The decision largely turned on the application of section 426(4) of the UK Insolvency Act 1986 (Insolvency Act) which enables a court in the UK which has insolvency jurisdiction to assist courts in any relevant country that is designated under the Insolvency Act, including Australia. The Court also referred to section 426(5) of the Insolvency Act which provided that a court in any part of the UK, in exercising its discretion to provide assistance, was to consider rules of private international law, including the principle of “modified universalism”. This principle effectively requires courts in the UK, as far as is consistent with justice and UK public policy, to cooperate with Australian courts to ensure that all the assets are distributed under a single system of distribution.

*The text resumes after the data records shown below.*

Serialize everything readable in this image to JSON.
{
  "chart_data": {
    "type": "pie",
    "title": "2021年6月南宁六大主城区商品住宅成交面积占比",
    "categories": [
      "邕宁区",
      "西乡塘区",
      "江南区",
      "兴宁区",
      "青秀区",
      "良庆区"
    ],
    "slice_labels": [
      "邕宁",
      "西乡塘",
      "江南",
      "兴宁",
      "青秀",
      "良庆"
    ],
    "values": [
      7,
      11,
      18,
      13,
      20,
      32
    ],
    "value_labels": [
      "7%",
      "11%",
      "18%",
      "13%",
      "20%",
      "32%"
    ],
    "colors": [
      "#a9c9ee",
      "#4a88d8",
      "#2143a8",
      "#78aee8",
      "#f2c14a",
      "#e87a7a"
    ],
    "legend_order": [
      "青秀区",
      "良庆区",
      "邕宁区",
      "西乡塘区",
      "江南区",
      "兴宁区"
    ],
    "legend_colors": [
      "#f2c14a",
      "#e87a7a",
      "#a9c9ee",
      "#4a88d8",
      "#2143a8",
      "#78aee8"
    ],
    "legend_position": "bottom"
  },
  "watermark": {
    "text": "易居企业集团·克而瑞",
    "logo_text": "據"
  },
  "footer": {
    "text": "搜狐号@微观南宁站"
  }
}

The Court observed that a refusal to remit the assets might be appropriate if it causes “manifest injustice to a creditor”. It nevertheless formed the view that the operation of the Australian statutory scheme in its preferential treatment of insurance and reinsurance creditors was not “unacceptably discriminatory or otherwise contrary to public policy”.
Implications of decision
The decision shows that section 426 of the Insolvency Act affords a channel of remission of assets where a principal liquidation takes place in Australia and an ancillary liquidation takes place in the UK. The fact that under Australian law insurance and reinsurance creditors would be given priority to other creditors in respect of remitted reinsurance recoveries, is not a bar to remission, so long as the requirements of section 426 of the Insolvency Act are satisfied. The decision affirmed the principle of ‘modified universalism’ (subject to certain limitations) which is a fundamental part of cross-border insolvency law.
The House of Lords decision post-dates APRA’s response to submissions concerning refinement to the Australian general insurance prudential framework in which APRA stated that “in the event of the insolvency of an Australian insurer, there may be circumstances where the recoverables from its reinsurers are not readily accessible in Australia” (see Response to Submissions - Refinements to the General Insurance Prudential Framework, www.apra.gov.au, 19 December 2007, p 14), where the reinsurers are located in the UK. This concern has partly driven reforms to the treatment of reinsurance for capital adequacy purposes. However, there has been no indication from APRA that it intends to revise its treatment of UK reinsurance following the House of Lords decision.
In the current economic climate, this decision should bring some comfort to insureds that any reinsurance assets located in the UK will be remitted to Australia in the event of the insolvency of an insurer, to be applied to the benefit of insureds and reinsureds in accordance with section 562A of the Corporations Act. However, when placing large insurance programmes, insureds should also consider whether they require additional security over reinsurance recoverables, including (depending on the commercial viability of such measures) the benefit of cut-through clauses or charges over reinsurance recoverables.